Bilecik'te, down sendromlu 21 yaşındaki Arda Güneş, annesi ve babasının desteğiyle hayata sımsıkı tutunuyor.
Beşiktaş Mahallesi'nde yaşayan Sibel ve İsmail Güneş çifti, ikinci çocukları olan down sendromlu oğullarının eğitimine büyük önem verdi, onu spora yönlendirdi.
Judo, karate ve boks yapan, koşan ve yüzen Arda Güneş, 13 yaşından itibaren il düzeyinde katıldığı müsabakalarda 20 madalya kazandı.
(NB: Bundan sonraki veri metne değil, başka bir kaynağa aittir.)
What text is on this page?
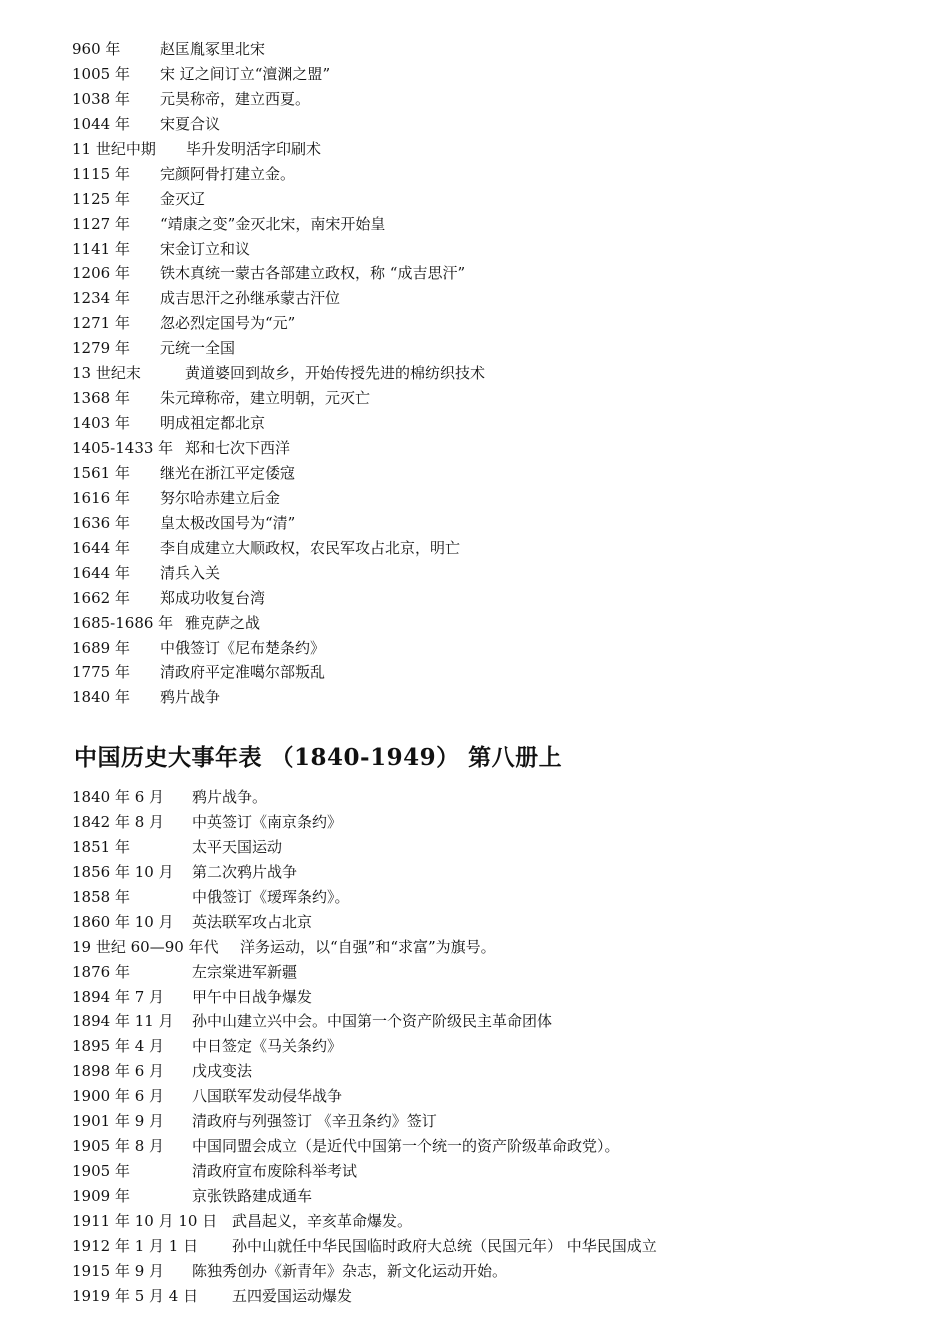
960 年	赵匡胤冢里北宋
1005 年 宋 辽之间订立“澶渊之盟”
1038 年 元昊称帝，建立西夏。
1044 年 宋夏合议
11 世纪中期 毕升发明活字印刷术
1115 年 完颜阿骨打建立金。
1125 年 金灭辽
1127 年 “靖康之变”金灭北宋，南宋开始皇
1141 年 宋金订立和议
1206 年 铁木真统一蒙古各部建立政权，称 “成吉思汗”
1234 年 成吉思汗之孙继承蒙古汗位
1271 年 忽必烈定国号为“元”
1279 年 元统一全国
13 世纪末	黄道婆回到故乡，开始传授先进的棉纺织技术
1368 年 朱元璋称帝，建立明朝，元灭亡
1403 年 明成祖定都北京
1405-1433 年 郑和七次下西洋
1561 年 继光在浙江平定倭寇
1616 年 努尔哈赤建立后金
1636 年 皇太极改国号为“清”
1644 年 李自成建立大顺政权，农民军攻占北京，明亡
1644 年 清兵入关
1662 年 郑成功收复台湾
1685-1686 年 雅克萨之战
1689 年 中俄签订《尼布楚条约》
1775 年 清政府平定准噶尔部叛乱
1840 年 鸦片战争
中国历史大事年表 （1840-1949） 第八册上
1840 年 6 月 鸦片战争。
1842 年 8 月 中英签订《南京条约》
1851 年	太平天国运动
1856 年 10 月 第二次鸦片战争
1858 年	中俄签订《瑷珲条约》。
1860 年 10 月 英法联军攻占北京
19 世纪 60—90 年代 洋务运动，以“自强”和“求富”为旗号。
1876 年	左宗棠进军新疆
1894 年 7 月 甲午中日战争爆发
1894 年 11 月 孙中山建立兴中会。中国第一个资产阶级民主革命团体
1895 年 4 月 中日签定《马关条约》
1898 年 6 月 戊戌变法
1900 年 6 月 八国联军发动侵华战争
1901 年 9 月 清政府与列强签订 《辛丑条约》签订
1905 年 8 月 中国同盟会成立（是近代中国第一个统一的资产阶级革命政党）。
1905 年	清政府宣布废除科举考试
1909 年	京张铁路建成通车
1911 年 10 月 10 日 武昌起义，辛亥革命爆发。
1912 年 1 月 1 日 孙中山就任中华民国临时政府大总统（民国元年） 中华民国成立
1915 年 9 月 陈独秀创办《新青年》杂志，新文化运动开始。
1919 年 5 月 4 日 五四爱国运动爆发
2,5 yaşından itibaren rehabilitasyon merkezine giden Arda Güneş, Halk Eğitimi Merkezi'ndeki kurslarda el becerisini geliştirerek, eserleriyle hünerlerini sergiliyor.
Neşeli tavırlarıyla etrafına mutluluk saçan Arda, zeybek oynuyor.
Anne Sibel Güneş, Arda'nın hayatlarında olmasından büyük mutluluk duyduklarını söyledi.
Onun durumunu karşısında asla isyan etmediklerini, tepki göstermediklerini belirten Güneş, "O bizim evladımız. Allah onu bize verdi. Arda gibi 10 çocuğum olsun, hiç sıkıntı yok, her şekilde kabulümüz.
Ölmeden cennete gitmek nasıldır, böyle görüyorsunuz. Öğrendiği her şey kendi başarısıdır. Sürekli yanındayız. Biz Arda'yla büyüyoruz, o bize öğretiyor."
Engelli kelimesini kullanmak istemiyor
Haftanın 5 günü boş durmadıklarını belirten Sibel Güneş, sabah evden çıkıp akşam döndüklerini, bu süreçte judo ve yüzme kurslarına devam ettiğini anlattı.
Arda'nın 7 senedir yüzdüğünü, 2 yıl önce ise liseden mezun olduğunu söyleyen Sibel Güneş, konuşmasına şöyle devam etti:
"Engelli olduğunu, 8 yaşındayken ona okuduğum bir hikayede geçen 'engellemek' kelimesinden fark etti. Direkt psikoloğa götürdüm. 'Ona hikaye okumuştum. Arda kendini fark etti, korktum.' Doktor, 'Hiç fark etmeyebilirdi ama çok erken fark etmiş.'
Bize tavsiyelerde bulundu. Onları yaptık. Engelli kelimesini kullanmak istemiyor. 'Ben engelli değilim. Benim gözüm, kulağım, bacağım her şeyim var.' Özel gereksinimli bireyler dememi istemiyor. O kelimeyi hiç sevmiyor. Kendini öyle görmüyor."
Çocukları sosyal yaşama dahil etmek ve farkındalık oluşturmak için Bilecik Özel Bireyler Gençlik ve Kültür Spor Kulübü Derneğini kurduğunu, oğlu Arda'nın da fahri başkan olduğunu sözlerine ekledi.
Baba İsmail Güneş de oğlunu topluma kazandırmak için ellerinden geleni yaptıklarını söyleyerek. "İnşallah çok iyi yerlere gelecek. İşten eve geldiğimde zaman gayet güzel geçiyor. Kapıdan giriyorum. Koşarak gelip bana sarılıyor."